The glasses seemed to stick somewhat to the rustic wooden table and Katie reached for some coasters as she mouthed, could do with a wipe. She returned to the bar to get her vodka.
‘So what do you do, Clara, I must’ve missed it on social media. Didn’t you just say you were away every other month?’ Katie asked as we finally got settled.
‘Oh you wait ’til you hear this,’ I said.
‘I’m a geologist. I work offshore.’
‘What do you mean ‘offshore’?’ Katie put so little tonic in her gin it woul
dn’t have mattered what brand it was and took a big drink.
‘Oil rigs, love.’
‘Bloody hell.’
‘I was the first female geologist to work offshore in the UK.’
‘How cool is that?’ said Katie, raising her glass in a mock toast.
‘It sounds a lot cooler than it actually is.
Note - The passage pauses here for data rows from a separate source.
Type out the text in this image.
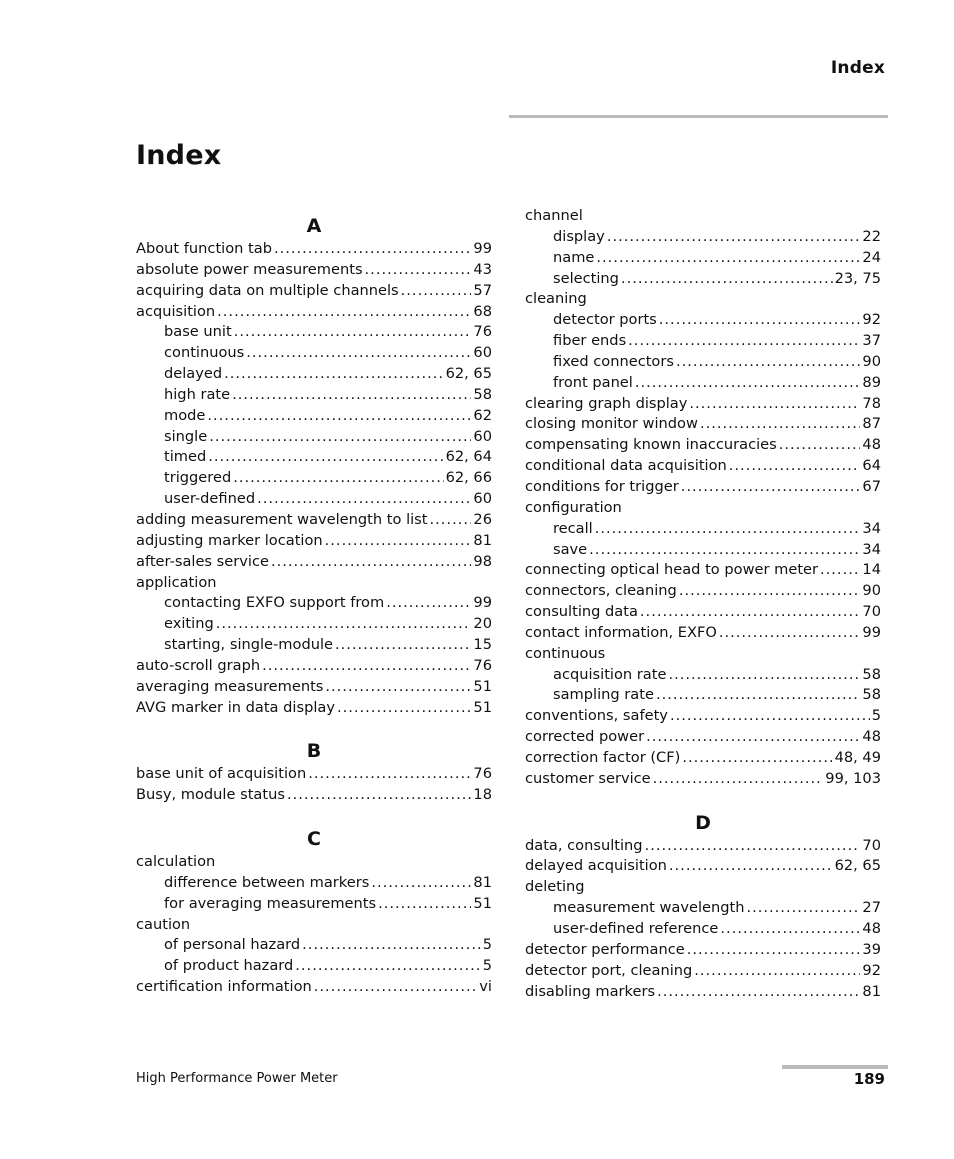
Index
Index
A
About function tab .....	99
absolute power measurements .....	43
acquiring data on multiple channels .....	57
acquisition .....	68
base unit .....	76
continuous .....	60
delayed .....	62, 65
high rate .....	58
mode .....	62
single .....	60
timed .....	62, 64
triggered .....	62, 66
user-defined .....	60
adding measurement wavelength to list .....	26
adjusting marker location .....	81
after-sales service .....	98
application
contacting EXFO support from .....	99
exiting .....	20
starting, single-module .....	15
auto-scroll graph .....	76
averaging measurements .....	51
AVG marker in data display .....	51
B
base unit of acquisition .....	76
Busy, module status .....	18
C
calculation
difference between markers .....	81
for averaging measurements .....	51
caution
of personal hazard .....	5
of product hazard .....	5
certification information .....	vi
channel
display .....	22
name .....	24
selecting .....	23, 75
cleaning
detector ports .....	92
fiber ends .....	37
fixed connectors .....	90
front panel .....	89
clearing graph display .....	78
closing monitor window .....	87
compensating known inaccuracies .....	48
conditional data acquisition .....	64
conditions for trigger .....	67
configuration
recall .....	34
save .....	34
connecting optical head to power meter .....	14
connectors, cleaning .....	90
consulting data .....	70
contact information, EXFO .....	99
continuous
acquisition rate .....	58
sampling rate .....	58
conventions, safety .....	5
corrected power .....	48
correction factor (CF) .....	48, 49
customer service .....	99, 103
D
data, consulting .....	70
delayed acquisition .....	62, 65
deleting
measurement wavelength .....	27
user-defined reference .....	48
detector performance .....	39
detector port, cleaning .....	92
disabling markers .....	81
High Performance Power Meter	189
I spend most of my time sitting in a control room staring at a computer screen, looking at pressure readouts from the sea bed. Feel free to think of it as cool though,’ she smiled at them. ‘A smelly oil rig full of beardy blokes in check shirts isn’t anywhere near as cool as being a fashion designer, is it, Katie?’
‘I don’t really do that anymore.’
‘You did Fashion at uni though, didn’t you?’
‘Yeah, but I couldn’t really pay the rent doing it – it’s so hard to break into the industry. But I met a load of designers so I ended up becoming a buyer for different fashion outlets. Because I had such a tough time, I try to support young people who are new to the industry when I can.’
‘Wow, that’s proper cool. Any shops I might know?’ Clara seemed to recognise the irony of the question as she looked down at her entirely functional jeans and t-shirt.
‘Did you ever do a range of lumberjack shirts, K?’ I asked. She ignored me.
‘At one point I did some buying for Debenhams, but I prefer working for smaller boutique shops – it’s much more likely they’ll give someone new a leg up. And as my divorce saw my bastard ex being forced to very kindly invest in my company, it’s given me a little bit more financial freedom to do that.’
‘So you’re an ‘advertising exec’, right?’ Clara asked, smiling as she made inverted commas with her fingers.
‘That’s me.’
‘Anything I know? Did you do the John Lewis ad?’ Katie was expectant as if everyone in advertising must’ve been involved with those ads at some point or another. I could specialise in advertising slug pellets for all she knew.